Latest reports revealed that fake retail apps are now populating both the Android and iOS devices to take advantage of hapless holiday shoppers. Naturally, these can be avoided, but the question is how?

There are several ways to spot a fake shopping app but, to effectively carry out an evaluation of your own; you need to be aware of some several information first.

Fake Apps For Scamming

Fake holiday apps often try to clone popular brands. Those that have been duplicated so far include Footlocker, the Dollar Tree and Nordstrom. While some fraudulent app will only bombard users with ads, there are those that will include mechanisms to obtain your credit card information, make you purchase non-existent goods or even hack your mobile device.

Chinese Clones

Another key variable in this shady online world is that the bulk of clones tend to come from China. There is just so much talent there that Chinese-made fake apps could literally imitate a popular brand's website from its logo to its products, down to the very last detail.

These two variables should allow your critical insights to effectively apply some strategies to avoid falling prey to scammers when shopping online.

Start In The Official Website

The best way to download authentic and legitimate apps is to go directly to the website of the brand you are interested in. Usually this type of website includes app download links to both Android and iOS app market. If the app is not a dedicated e-commerce platform, there is usually a recommended third-party app that sells or distribute their products online.

Look For Errors

Now since numerous fake apps are developed by Chinese scammers, they often include errors such as those involving spelling and grammar. You can also look out for strange characters and seemingly innocent typos designed to trick users. For example, Footlocker has a doppelganger called Footlocke Sports Co.

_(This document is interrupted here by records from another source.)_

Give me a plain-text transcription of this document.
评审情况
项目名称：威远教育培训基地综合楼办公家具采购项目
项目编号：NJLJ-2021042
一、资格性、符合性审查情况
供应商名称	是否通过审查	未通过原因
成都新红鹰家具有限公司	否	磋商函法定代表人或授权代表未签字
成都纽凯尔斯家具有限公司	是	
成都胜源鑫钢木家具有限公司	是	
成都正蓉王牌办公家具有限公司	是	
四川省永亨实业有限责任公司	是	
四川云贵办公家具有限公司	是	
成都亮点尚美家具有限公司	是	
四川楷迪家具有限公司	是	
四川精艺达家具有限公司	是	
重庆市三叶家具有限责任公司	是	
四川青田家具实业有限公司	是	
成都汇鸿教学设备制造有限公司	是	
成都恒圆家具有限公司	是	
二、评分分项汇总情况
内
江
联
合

Evaluate The App Developer

Another way to check if an app is legitimate is by taking a look at the developer. This is the name of the company that publishes an app and is found under the app name at Google Play Store and Apple App Store. Both these platforms also provide links to the other apps that a publisher has developed. Browsing through these products could reveal discrepancies and red flags.

Check Out App Reviews

Users diligence will also pay off. Take time to read app reviews and ask yourself key questions. Does an app have more positive or negative feedbacks? Does it have 10 or 10,000 reviews? These details are easily accessible within the app's Google Play or App Store page.

The quality of posted reviews also matter because some developers are able to leave their own positive feedbacks to prop up their apps.

To those wondering whether Google and Apple are taking the necessary steps to weed out fakes to make online shopping safe, these companies are working hard to regulate their respective app marketplaces. But the sheer number of fake apps being produced and submitted everyday makes it difficult to root them all in one sweep.